Data Likelihood describes a set of metrics that calculate the likelihood of the synthetic data belonging to the real data. This metric uses the log of Bayesian Network to make this calculation.

Data Compatibility

  • Categorical: This metric is meant for discrete, categorical data
  • Boolean: This metric works on boolean data
This metric ignores any incompatible column types.
This metric does not accept missing values


(highest) 1.0: According to the algorithm, the synthetic data has the highest possible likelihood of belonging to the real data
(lowest) -∞: According to the algorithm used, the synthetic data has the lowest possible likelihood of belonging to the real data
There are multiple interpretations of the score. A high score can indicates high synthetic data quality as well as low privacy. A low score can indicate low synthetic data quality as well as high privacy.

How does it work?

This metric uses a Bayesian Network [1] from pomegranate [2] to learn the distribution of the real data. The model learns to produce a likelihood estimate for every row ranging from 0 to 1, where 0 means the row is likely not part of the data and 1 means that it is.
We apply the model to all the synthetic data. This metric takes the natural log of every score, which transform the score from the [0, 1] range to the [-∞, 1] range. The final score is the average of all scores.

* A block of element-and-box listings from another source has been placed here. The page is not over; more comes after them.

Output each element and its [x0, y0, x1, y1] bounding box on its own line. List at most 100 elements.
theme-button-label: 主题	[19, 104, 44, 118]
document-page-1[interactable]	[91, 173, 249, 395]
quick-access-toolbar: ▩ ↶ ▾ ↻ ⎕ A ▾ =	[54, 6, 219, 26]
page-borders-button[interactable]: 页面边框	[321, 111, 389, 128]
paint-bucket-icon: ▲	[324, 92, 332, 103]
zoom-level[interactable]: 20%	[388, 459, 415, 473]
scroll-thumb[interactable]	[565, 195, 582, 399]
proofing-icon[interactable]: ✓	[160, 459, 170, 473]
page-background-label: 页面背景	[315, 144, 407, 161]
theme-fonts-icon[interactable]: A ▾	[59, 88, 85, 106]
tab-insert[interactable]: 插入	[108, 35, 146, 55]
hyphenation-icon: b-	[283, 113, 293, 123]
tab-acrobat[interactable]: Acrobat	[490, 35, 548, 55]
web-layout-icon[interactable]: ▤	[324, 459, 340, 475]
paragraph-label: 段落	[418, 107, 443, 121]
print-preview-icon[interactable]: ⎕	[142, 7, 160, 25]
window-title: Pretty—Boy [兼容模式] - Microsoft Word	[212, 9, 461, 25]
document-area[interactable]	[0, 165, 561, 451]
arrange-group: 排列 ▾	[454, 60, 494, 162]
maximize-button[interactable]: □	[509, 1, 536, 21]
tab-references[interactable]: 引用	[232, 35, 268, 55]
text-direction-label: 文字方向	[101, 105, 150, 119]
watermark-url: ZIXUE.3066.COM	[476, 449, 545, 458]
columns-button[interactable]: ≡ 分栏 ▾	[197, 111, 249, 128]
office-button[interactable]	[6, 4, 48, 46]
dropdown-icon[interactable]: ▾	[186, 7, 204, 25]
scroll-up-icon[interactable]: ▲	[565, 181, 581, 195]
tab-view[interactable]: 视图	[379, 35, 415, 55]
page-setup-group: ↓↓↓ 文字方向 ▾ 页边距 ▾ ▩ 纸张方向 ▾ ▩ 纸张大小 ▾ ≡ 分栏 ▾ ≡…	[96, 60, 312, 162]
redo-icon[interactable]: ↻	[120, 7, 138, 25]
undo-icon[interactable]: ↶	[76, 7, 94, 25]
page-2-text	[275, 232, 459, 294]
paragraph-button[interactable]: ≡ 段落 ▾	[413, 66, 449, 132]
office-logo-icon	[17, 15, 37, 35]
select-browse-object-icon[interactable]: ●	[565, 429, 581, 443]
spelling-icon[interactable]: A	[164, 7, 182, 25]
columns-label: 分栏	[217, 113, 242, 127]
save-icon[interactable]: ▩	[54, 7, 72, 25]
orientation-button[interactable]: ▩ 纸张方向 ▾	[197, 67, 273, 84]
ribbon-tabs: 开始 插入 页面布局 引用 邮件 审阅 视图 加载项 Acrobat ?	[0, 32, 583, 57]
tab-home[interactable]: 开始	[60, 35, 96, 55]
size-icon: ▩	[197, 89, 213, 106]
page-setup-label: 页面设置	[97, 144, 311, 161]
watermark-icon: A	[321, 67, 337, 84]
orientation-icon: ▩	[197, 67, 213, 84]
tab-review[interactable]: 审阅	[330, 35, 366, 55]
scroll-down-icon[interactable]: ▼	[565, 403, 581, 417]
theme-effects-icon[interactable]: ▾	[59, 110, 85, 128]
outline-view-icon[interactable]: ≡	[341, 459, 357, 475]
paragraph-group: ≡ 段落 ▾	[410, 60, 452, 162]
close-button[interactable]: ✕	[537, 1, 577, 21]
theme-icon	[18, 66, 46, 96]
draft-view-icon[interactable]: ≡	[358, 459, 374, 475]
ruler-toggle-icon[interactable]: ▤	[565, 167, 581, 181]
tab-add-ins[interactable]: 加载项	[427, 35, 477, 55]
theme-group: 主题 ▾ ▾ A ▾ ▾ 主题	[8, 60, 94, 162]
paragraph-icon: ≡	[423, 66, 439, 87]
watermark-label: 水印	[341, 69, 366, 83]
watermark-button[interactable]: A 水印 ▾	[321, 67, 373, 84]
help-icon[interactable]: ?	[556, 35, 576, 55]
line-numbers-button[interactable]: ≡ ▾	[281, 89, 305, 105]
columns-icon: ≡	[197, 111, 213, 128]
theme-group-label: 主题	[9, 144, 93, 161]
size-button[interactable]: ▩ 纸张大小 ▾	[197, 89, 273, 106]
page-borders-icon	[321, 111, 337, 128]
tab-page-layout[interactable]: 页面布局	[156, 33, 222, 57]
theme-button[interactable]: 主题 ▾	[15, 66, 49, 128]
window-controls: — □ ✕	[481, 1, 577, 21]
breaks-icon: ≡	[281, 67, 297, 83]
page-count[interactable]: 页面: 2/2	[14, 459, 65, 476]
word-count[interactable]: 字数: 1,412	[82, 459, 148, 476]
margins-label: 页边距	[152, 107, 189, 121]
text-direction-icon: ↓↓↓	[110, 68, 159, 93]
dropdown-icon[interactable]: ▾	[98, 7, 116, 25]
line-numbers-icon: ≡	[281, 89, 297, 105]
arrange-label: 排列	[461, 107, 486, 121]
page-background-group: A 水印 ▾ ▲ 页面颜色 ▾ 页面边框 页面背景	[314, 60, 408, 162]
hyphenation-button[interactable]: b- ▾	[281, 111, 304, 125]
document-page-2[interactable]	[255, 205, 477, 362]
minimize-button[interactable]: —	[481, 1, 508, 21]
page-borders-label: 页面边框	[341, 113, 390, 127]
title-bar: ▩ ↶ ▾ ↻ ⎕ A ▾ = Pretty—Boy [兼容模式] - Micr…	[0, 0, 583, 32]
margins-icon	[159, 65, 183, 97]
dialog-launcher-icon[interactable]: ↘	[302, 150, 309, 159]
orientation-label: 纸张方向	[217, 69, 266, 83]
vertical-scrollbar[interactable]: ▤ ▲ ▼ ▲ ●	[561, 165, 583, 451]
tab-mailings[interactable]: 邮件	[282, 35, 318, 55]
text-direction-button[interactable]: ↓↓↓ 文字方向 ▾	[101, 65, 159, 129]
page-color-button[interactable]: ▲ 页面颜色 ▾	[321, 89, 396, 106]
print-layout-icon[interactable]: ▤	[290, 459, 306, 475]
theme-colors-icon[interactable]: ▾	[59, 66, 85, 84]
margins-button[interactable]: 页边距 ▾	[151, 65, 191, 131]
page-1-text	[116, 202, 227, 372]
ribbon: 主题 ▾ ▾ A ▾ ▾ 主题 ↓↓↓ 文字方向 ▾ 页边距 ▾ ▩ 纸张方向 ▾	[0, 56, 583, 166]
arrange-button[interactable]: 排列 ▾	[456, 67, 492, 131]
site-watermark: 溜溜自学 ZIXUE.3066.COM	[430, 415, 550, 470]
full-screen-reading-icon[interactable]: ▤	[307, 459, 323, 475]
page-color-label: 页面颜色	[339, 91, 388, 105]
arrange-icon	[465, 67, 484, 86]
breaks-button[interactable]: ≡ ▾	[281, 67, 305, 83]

You will need to install the pomegranate library in order to use this metric
pip install pomegranate
Access this metric from the single_table module and use the compute method.
from sdmetrics.single_table import BNLogLikelihood
  • (required) real_data: A pandas.DataFrame containing the real data
  • (required) synthetic_data: A pandas.DataFrame containing the same columns of synthetic data
  • metadata: A metadata dictionary describing the columns (see Single Table Metadata)
  • structure: The BayesianNetwork structure to use when fitting to the real data. If not passed, learn it from the data using the Chow-Liu algorithm [3].


This metric is in Beta. Be careful when using the metric and interpreting its score.
  • The score heavily depends on algorithm used to model the data. If the overall distribution of the real data cannot be learned well, then the likelihood estimates of the synthetic data may not be valid.
  • There are multiple interpretations for this metric. (See the Score section above.) Of course, this is heavily dependent on how well we trust the algorithm to model the real data.